- 25-07-2022 01:01
- 24-07-2022 14:02
- 3714
İnsan sosyal bir varlık olup tek başına yaşayamaz. Her ne kadar özel bir yaşantısı varsa da sonuçta toplum ile iç içe yaşamak zorundadır.
İç içe yaşadığı toplumun kurallarına uymak zorundadır. İnsan toplum içinde yaşadığı için diğer bireylerin haklarına saygılı olmalıdır.
Bireysel özgürlükler bu açıdan bakıldığında ve her halükarda sınırsız değildir. Zira birinin özgürlük alanı bir diğeri ile çakıştığında kesişen noktada özgürlük kesilmelidir.
İnsanlar Kapitalizmin ve Liberalizmin hayata müdahale etmesi ile bireyselleşmeye yöneldiler. Bu bireyselleşme egoizmi ister istemez barındırmaktadır.
“Senin hayatın, senin kararların” deyişi insana hoş gelmektedir. Zira ilk bakışta insan için her şey serbest zannedilmektedir.

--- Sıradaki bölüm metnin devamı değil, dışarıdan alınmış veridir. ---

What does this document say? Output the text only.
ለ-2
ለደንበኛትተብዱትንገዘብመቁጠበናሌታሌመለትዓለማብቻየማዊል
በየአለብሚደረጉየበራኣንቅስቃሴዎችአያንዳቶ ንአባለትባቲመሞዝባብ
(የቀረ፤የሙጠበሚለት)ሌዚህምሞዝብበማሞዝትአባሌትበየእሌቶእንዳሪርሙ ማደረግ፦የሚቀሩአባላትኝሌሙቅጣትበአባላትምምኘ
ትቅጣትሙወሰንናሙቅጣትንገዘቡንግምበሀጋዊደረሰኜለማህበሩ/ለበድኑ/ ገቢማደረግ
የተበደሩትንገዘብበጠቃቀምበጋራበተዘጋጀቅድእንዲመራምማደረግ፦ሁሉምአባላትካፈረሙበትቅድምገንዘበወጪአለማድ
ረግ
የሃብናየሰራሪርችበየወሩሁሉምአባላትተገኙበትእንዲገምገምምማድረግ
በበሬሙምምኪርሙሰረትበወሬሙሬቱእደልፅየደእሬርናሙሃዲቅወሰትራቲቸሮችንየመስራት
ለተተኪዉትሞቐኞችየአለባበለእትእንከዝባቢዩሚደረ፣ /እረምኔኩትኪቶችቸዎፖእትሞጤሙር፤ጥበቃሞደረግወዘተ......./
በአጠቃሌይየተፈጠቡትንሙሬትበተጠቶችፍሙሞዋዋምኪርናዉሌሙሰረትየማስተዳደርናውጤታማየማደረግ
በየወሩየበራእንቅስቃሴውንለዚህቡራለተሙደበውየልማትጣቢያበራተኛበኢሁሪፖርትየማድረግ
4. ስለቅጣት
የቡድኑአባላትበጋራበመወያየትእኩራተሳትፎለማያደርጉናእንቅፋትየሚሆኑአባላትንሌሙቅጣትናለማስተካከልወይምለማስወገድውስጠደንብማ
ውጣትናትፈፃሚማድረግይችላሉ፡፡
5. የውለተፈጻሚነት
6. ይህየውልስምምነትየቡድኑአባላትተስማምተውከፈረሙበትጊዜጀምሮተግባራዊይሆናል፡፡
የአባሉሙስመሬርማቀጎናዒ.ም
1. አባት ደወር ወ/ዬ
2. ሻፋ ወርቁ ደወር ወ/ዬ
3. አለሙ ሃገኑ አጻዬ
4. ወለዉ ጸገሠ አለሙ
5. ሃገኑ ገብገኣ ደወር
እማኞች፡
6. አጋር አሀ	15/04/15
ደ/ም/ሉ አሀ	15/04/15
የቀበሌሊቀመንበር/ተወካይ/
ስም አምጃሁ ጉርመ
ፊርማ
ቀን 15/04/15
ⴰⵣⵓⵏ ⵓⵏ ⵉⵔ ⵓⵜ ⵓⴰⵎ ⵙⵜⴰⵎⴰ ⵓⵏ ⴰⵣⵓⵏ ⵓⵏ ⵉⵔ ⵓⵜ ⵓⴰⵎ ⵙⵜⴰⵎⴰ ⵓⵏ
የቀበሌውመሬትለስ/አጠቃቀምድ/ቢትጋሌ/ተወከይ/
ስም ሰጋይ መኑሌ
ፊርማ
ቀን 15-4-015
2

Oysa insan için sınırsız özgürlük olmadığı gibi sınırsız serbestlik de yoktur. Toplum kuralları bunu engellemektedir.
Toplum içinde yaşayan insanların bir düzen içinde hayatlarını sürdürmeleri için kanunlar, yönetmelikler ve diğer düzenlemeler getirilmiştir.
Örneğin, trafiğin düzenli bir işleyişi için trafik kuralları getirilmiştir. Trafik ışıkları arabaların kuralsız işleyişini engellemektedir.
Örneğin, toplu yaşam alanları olan bina ve sitelerde yaşamı düzenlemek adına kat mülkiyeti kanunu getirilmiştir.
Örneğin, işyerlerinde çalışma düzenini sağlamak ve personelin işlerini ve özlük haklarını bir çerçeveye oturtmak için kanunlar ve yönetmelikler oluşturulmuştur.
Bütün alanlarda benzer düzenlemeler oluşturulmuştur. Aksi takdirde insanların beraberce yaşaması söz konusu olamazdı.
Yazılı maddeler olduğu gibi yazılı olmayan kurallar da bulunmaktadır. Örneğin aile içi yaşamının yazılı düzenlemesi bulunmamaktadır.
Ancak her ne kadar yazılı düzenleme olmasa dahi yazılı olmayan kurallar ile aile içi yaşamın işleyişinin düzeni sağlanması gerekir.
Çatışmaların olmaması ve düzenli bir işleyiş için herkesin görevini yerine getirmesi ve birinin diğerine saygı göstermesi gerekir.
Annenin evde çalışması, babanın dışarıda çalışması çocukların da anne ve babaya destek olması ve bazı işleri yapması bir düzen ve işleyiş sağlar.
Aksi takdirde aile içinde sıkıntılar baş gösterir. Çocuk aile içinde kendi başına hareket edemeyeceği gibi anne ve baba da kendi başına hareket edip kafasına eseni yapamazlar.
“Benim hayatım, benim kurallarım” deyip kendini her istediğini yapabilir zannedenler hiçbir yerde barınamazlar.
Toplumsal kurallar ister istemez insanı sınırlar. Zira insan kurallarla insan olur. Aynı zamanda ölçülü olmak zorundadır.
Benim özgürlüğüm diyenler haz ve hıza meyillidirler. Haz ve hız; sınırsızlık, ölçüsüzlük ve kuralsızlık getirir.
Bu tür bir anlayış insanlar için değil hayvanlar için geçerlidir. Çünkü hayvanlar; sınırsız, ölçüsüz ve kuralsızdırlar.
İnsanlar ve hayvanları birbirinden ayıran; akıl, ölçü ve kurallardır. Hayvan istediğini istediği zaman ve istediği yerde yapar.
Oysa insan aklı sayesinde; düşünüp, ölçüp, biçer ve bir karar verir. Ne yapılmayacağına, nerede yapılmayacağına ve ne zaman yapılmayacağına karar verir.
İşte akıl ile insanlar belirli kural ve düzenlemeler getirir. Hazın peşinde dolaşırım diyenler hayvanlar mertebesindedir.
Haz insanı hayvanların seviyesine düşürür. İnsanı sonunda düşünmeyen, sorumluluk duymayan, bencil ve maddeperest yapar.